FTI Technology has launched a new service which combines its technology with its skills to help organisations manage ever-growing volumes of data.
I spoke to Jake Frazier, Senior Managing Director at FTI Consulting (there is a press release about him here), to find out more about this. There are, he said, many companies offering technology solutions for the management of deletion, migration and categorisation of information, but very few have the skill and experience to do it in a way which supports defensibility of the activities. It is one thing to find and delete classes of documents, to move them from one place to another or to re-categorise them, but it is quite another to be willing to give affidavits or to defend the processes before a court or a regulator. The new service from FTI brings both of these strands together.
Information governance is a broad topic covering many activities and requiring a wide range of skills. There is, Jake Frazier says, “a lot of hype” in the market about something where it is hard to make concrete predictions or to get tangible results. Companies name a Chief Information Officer and only then start to ask what the tasks are. They often hire a big consulting firm which produces a large document saying not much more than that the company should comply with its document retention policy. Many of them offer “too much strategy and not enough execution”. FTI’s new service aims to solve that problem.
As well as lacking precise aims, many IT projects have long timelines; budget priorities change and people move from the company or acquire different responsibilities and it becomes hard to protect the budget.
FTI’s goal is to pick things which it knows works and which will quickly generate tangible benefit. If a company is quickly able to say that a particular type of search, which once took seventeen days now takes four, or that it got rid of a specified quantity of backup tapes, then this is a tangible result with an identifiable saving.
Jake Frazier said that a many IG tasks are “always important but never urgent”. Getting rid of backup tapes and migration from an old email archive are good examples of activities which can quickly show results.

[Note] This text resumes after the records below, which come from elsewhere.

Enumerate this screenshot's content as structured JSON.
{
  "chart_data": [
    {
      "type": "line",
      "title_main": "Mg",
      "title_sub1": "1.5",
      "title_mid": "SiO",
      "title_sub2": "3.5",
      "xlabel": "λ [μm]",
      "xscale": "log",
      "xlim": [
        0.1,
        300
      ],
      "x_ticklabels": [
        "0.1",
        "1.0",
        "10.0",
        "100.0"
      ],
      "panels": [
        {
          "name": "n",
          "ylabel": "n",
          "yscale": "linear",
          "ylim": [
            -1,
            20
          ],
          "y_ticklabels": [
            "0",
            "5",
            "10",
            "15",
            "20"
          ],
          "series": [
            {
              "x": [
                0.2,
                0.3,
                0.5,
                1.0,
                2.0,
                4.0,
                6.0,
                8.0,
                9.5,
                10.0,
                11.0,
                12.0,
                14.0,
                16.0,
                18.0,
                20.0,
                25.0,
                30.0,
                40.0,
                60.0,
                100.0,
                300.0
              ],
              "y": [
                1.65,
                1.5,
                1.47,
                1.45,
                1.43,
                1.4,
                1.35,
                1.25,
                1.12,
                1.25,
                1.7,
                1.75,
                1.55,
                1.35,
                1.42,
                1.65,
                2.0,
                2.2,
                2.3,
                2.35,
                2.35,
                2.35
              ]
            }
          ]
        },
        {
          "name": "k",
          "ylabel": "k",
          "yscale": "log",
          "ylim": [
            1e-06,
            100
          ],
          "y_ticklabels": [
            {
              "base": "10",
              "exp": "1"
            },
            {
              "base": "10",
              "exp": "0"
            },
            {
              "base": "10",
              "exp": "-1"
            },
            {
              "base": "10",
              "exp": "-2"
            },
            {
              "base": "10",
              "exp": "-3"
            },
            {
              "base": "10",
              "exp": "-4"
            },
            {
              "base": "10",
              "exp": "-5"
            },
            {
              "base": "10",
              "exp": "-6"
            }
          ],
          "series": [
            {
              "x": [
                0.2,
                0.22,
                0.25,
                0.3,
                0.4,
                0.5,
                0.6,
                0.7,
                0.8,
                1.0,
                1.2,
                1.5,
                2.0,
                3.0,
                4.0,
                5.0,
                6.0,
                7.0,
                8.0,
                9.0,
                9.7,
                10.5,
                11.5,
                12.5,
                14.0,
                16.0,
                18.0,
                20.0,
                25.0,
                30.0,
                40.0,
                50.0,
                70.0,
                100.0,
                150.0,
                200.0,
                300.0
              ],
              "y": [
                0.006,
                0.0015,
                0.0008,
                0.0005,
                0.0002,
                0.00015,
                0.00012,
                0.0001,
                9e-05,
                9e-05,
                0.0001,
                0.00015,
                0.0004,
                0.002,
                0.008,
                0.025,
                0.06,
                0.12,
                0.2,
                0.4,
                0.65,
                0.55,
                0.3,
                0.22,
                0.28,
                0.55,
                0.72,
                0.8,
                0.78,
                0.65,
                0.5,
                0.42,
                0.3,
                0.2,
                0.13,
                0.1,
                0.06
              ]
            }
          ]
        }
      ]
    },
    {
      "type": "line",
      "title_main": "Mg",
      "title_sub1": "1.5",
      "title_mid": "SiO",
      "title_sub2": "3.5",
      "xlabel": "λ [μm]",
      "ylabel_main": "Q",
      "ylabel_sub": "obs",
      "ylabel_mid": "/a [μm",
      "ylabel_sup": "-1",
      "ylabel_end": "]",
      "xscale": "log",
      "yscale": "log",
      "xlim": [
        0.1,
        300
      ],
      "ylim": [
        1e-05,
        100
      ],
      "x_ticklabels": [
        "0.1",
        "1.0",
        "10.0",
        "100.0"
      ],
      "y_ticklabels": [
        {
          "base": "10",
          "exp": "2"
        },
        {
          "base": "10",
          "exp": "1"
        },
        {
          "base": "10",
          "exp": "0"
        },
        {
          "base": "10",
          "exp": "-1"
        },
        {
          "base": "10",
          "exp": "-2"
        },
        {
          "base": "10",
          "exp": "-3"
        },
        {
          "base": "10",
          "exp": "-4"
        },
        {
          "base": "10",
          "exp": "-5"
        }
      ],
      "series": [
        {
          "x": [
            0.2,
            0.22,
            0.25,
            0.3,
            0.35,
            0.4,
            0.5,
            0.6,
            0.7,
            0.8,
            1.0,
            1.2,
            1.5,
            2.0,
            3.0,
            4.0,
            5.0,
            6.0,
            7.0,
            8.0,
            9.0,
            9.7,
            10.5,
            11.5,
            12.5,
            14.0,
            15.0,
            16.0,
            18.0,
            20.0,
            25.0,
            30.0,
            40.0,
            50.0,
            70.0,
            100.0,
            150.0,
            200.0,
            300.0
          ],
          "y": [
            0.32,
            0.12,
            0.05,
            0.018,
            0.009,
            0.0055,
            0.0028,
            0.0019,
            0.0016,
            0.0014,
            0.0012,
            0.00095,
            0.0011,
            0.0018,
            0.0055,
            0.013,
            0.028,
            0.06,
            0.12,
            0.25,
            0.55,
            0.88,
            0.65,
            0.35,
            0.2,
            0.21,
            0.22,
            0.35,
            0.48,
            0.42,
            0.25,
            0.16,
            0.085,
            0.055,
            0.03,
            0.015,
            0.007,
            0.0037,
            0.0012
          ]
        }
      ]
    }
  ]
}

Legal departments are stuck with big collections of tapes, often created on machines which no longer exist or have email archives on systems which are going out of support, have reached end of life, or have inadequate search facilities. They would, perhaps, like to move the whole lot to the cloud, but get a high quotation with long timescales and the planned project dies.
The FTI approach is to look at retention policies, to do some sampling and to make selective extracts in consultation with legal and other relevant departments. They document the exercise in a way which enables them to help courts or regulators understand what has been done – and to do any eDiscovery matters which come up on the processes in hand.
Increasingly, this work comes up because companies are concerned about violations of data protection or privacy laws, something that was first driven from Europe but is now spreading to the US. It may be, for example, that the company is holding a great deal of data which should have been disposed of as a matter of data protection / privacy law or which is sitting in the wrong jurisdiction.
The main driver in the US is the increasing number of data breaches. A common element across many multinational organisations is that they have no one to bridge the gap internally and have differences of philosophy as well as of law and jurisdiction. FTI has teams in data centres in many jurisdictions, making them well-equipped to resolve this issues of this kind.